At the end of the day, when a tremor

begins from somewhere deep in the planet’s
core, the people at bus and train stations

break into a run. Others rush out
of the corner grocery store carrying

trays of eggs, rotisserie chickens,
forgetting to pay. Whose phone is loudly

ringing in a coat pocket with urgent
news about someone who’s just gone into

labor, someone who jumped off a bridge;
someone who stopped breathing, just

like that? It could be you or it could be
your double, hunched over a figure

prone on the floor: pumping with two
hands, praying and breathing into a mouth.

Pintados

When they teach us of our history,
they always begin with dates: never
before 1521, which is when the Portuguese
sailor reaches our shores, takes one look,
and freaks. Out come the flags and christening
oils, the cross with which to subdue the natives
showing too much inked skin, optic weaves,
dark elements, ores. Little does he know
he’ll be dead in under a month and a half:
spear finding quick the flaw in the armor.
Months later, Tenochtitlan falls and Cuauhtémoc
surrenders, also to the Spanish. Even then,
there are prophets predicting apocalypse:
the end of days is always coming soon
to a theatre near you. War, marauding,
hand to hand combat. Going rogue, biding
time in the forests: all of which
our forebears were always good at.

 

In response to Via Negativa: Civics.

Every shape is secretly a radiant body

old fashioned words unapologetic for the crispness of close consonants

and the first click in the finger joint after the needle’s steroid deposit

the slow breaths you coax as counterpoint to anxious thoughts at night

and the spinning echo of clothes tumbling in the dryer

the woody smell of rosemary next to sparse fringes of lavender

and felted caterwauling calls of barred owls

the pale clean stump where a camellia bush used to stand

and the underpattern of roots beneath the grass

a letter that wounds whenever it’s read

and a ransom that won’t ever be paid

the feeling you get looking up into fruiting branches

and the electric hum from cicadas’ tymbals as their torsos contort

peaches that drowned a brown sugar taste in the beer

and your fear of the season’s first slow-moving storms

the fat on the back of a slab of brisket

and the jar of bird chillies in a drawer

the clock on the mantel that never keeps the time

and the piles of small change you keep finding through the house

Flower woman longs for amplitude

~ after “Flower Woman with Soft Piano,” Salvador Dali (1969)

If I could roll up my soul, bolt
of blue cloth under an arm; fallen

drape that crumples up then ends
in music— perhaps finally I’d

understand what it means to say
And time stood still. I can’t

remember when last my head erupted
in flowers, when a dream of ice

descended from the skies in foliate
shapes before melting and warming

into streams. Every day, it’s work
to try and widen the ledge on which

I stand. Every day, it’s work
to couple one hook to its eye, one

car to another, then send it off
in the right direction.
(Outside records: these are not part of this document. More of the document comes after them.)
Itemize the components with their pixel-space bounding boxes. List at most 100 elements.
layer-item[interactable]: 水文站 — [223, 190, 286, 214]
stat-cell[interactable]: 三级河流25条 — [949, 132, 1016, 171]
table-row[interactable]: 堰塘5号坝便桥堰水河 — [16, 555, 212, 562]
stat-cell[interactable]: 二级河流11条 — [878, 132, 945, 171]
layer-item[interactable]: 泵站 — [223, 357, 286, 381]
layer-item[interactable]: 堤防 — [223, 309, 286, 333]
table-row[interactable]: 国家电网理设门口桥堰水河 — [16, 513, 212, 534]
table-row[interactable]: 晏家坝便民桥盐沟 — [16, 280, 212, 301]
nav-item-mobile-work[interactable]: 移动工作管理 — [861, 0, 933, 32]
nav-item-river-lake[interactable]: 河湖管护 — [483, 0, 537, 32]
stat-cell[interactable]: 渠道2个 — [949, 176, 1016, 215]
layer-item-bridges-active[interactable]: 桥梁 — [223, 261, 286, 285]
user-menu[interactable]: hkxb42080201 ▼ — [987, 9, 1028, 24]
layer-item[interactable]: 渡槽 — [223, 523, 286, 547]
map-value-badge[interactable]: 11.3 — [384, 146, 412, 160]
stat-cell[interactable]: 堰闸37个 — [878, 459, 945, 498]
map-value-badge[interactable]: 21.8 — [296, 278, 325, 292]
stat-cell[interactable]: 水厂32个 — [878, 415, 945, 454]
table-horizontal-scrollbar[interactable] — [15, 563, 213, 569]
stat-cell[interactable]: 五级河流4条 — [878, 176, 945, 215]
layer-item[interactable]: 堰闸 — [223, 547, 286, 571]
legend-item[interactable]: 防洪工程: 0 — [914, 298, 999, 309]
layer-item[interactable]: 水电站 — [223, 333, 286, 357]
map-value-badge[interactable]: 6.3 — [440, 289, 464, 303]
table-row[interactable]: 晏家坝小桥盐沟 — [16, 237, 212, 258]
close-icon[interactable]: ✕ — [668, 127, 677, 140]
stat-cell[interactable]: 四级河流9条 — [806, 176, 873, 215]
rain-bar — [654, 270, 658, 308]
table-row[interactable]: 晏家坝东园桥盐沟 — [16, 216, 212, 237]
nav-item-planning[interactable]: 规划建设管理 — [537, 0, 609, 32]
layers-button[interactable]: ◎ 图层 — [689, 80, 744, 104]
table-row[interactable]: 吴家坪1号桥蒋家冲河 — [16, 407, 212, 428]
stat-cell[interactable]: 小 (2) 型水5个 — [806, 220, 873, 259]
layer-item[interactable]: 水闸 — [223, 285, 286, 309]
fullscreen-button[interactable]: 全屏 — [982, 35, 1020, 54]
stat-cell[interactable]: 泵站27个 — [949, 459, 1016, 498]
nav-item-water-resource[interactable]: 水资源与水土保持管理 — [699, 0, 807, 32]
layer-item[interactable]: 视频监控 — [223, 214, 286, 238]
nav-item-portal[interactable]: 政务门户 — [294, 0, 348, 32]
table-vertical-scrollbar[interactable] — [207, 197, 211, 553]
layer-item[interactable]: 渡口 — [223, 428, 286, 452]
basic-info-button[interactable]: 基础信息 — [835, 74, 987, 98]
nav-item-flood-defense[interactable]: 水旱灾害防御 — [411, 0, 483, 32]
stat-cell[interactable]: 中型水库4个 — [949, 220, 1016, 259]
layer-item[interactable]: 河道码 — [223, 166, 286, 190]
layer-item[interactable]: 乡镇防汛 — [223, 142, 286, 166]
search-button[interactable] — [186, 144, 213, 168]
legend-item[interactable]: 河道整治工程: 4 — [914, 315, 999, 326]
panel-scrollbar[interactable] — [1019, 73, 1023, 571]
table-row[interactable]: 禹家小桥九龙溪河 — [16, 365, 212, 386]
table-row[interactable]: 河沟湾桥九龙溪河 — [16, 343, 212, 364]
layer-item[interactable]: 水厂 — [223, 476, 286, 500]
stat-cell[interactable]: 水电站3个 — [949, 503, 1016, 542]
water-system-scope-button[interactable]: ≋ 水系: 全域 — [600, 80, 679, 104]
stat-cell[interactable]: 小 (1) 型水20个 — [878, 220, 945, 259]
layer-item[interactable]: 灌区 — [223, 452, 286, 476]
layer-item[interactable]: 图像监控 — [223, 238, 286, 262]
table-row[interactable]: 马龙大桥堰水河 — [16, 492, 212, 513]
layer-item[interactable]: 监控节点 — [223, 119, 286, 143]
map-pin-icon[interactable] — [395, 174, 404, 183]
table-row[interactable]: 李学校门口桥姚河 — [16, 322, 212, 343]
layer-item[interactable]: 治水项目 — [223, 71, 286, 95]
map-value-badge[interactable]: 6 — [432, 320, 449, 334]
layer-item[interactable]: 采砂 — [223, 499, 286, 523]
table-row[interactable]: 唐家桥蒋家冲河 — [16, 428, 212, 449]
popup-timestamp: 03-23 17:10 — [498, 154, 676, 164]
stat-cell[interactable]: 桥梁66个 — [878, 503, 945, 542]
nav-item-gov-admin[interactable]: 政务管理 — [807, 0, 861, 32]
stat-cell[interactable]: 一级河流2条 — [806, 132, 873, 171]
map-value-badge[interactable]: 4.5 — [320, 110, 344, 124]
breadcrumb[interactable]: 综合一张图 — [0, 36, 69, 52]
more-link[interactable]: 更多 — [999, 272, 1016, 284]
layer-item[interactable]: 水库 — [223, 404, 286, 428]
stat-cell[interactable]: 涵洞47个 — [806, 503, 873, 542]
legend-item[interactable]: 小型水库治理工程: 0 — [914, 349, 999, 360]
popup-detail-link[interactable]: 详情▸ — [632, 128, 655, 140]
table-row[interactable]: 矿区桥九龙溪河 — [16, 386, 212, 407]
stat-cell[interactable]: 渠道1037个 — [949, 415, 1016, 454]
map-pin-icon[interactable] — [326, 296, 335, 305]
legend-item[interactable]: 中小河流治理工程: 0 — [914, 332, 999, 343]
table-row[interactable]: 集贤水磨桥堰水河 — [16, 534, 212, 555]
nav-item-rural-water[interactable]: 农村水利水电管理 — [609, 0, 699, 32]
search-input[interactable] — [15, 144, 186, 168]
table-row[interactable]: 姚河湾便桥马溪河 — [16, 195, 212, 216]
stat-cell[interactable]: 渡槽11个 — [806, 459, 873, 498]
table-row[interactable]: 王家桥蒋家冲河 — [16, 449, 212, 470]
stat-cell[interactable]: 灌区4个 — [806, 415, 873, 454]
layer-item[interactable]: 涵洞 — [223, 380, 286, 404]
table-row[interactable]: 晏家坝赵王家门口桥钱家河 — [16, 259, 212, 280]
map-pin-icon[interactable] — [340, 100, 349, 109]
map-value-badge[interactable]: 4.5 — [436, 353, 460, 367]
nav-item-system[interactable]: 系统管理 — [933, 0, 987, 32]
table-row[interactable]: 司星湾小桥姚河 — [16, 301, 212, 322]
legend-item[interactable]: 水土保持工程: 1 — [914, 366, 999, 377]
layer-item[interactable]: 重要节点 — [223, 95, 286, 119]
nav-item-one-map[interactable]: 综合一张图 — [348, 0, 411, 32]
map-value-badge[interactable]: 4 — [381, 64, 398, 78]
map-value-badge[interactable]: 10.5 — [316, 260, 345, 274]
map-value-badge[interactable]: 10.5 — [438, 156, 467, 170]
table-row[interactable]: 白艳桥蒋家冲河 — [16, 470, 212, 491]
I would like

to be unshackled from here, to lope
like a thing with young, supple legs

into a field without grids, even
without the accompaniment of music.

Anniversary

It’s long afterward, but still
you want what doesn’t exist anymore—

and so you light a votive, set it
on a leaf to float across the lake’s

dirty surface. Every crack in the pavement
is part of a letter penned in script,

its fissures just wide enough to admit
a trail of insects walking toward the ghosts

of bodies trapped in a cavern below.
They drink from a trickle of rainwater

falling into the basin. They save
a thimbleful of pee for that time no one

speaks of— Please, don’t tell them it’s
over. When you shred a dandelion’s slight

corona in your hand, don’t mention the sound
of buildings collapsing. Don’t tell them

the morgue has run out of sheets, the funeral
parlors have run out of candles and coffins.

 

In response to Via Negativa: Childhood memory.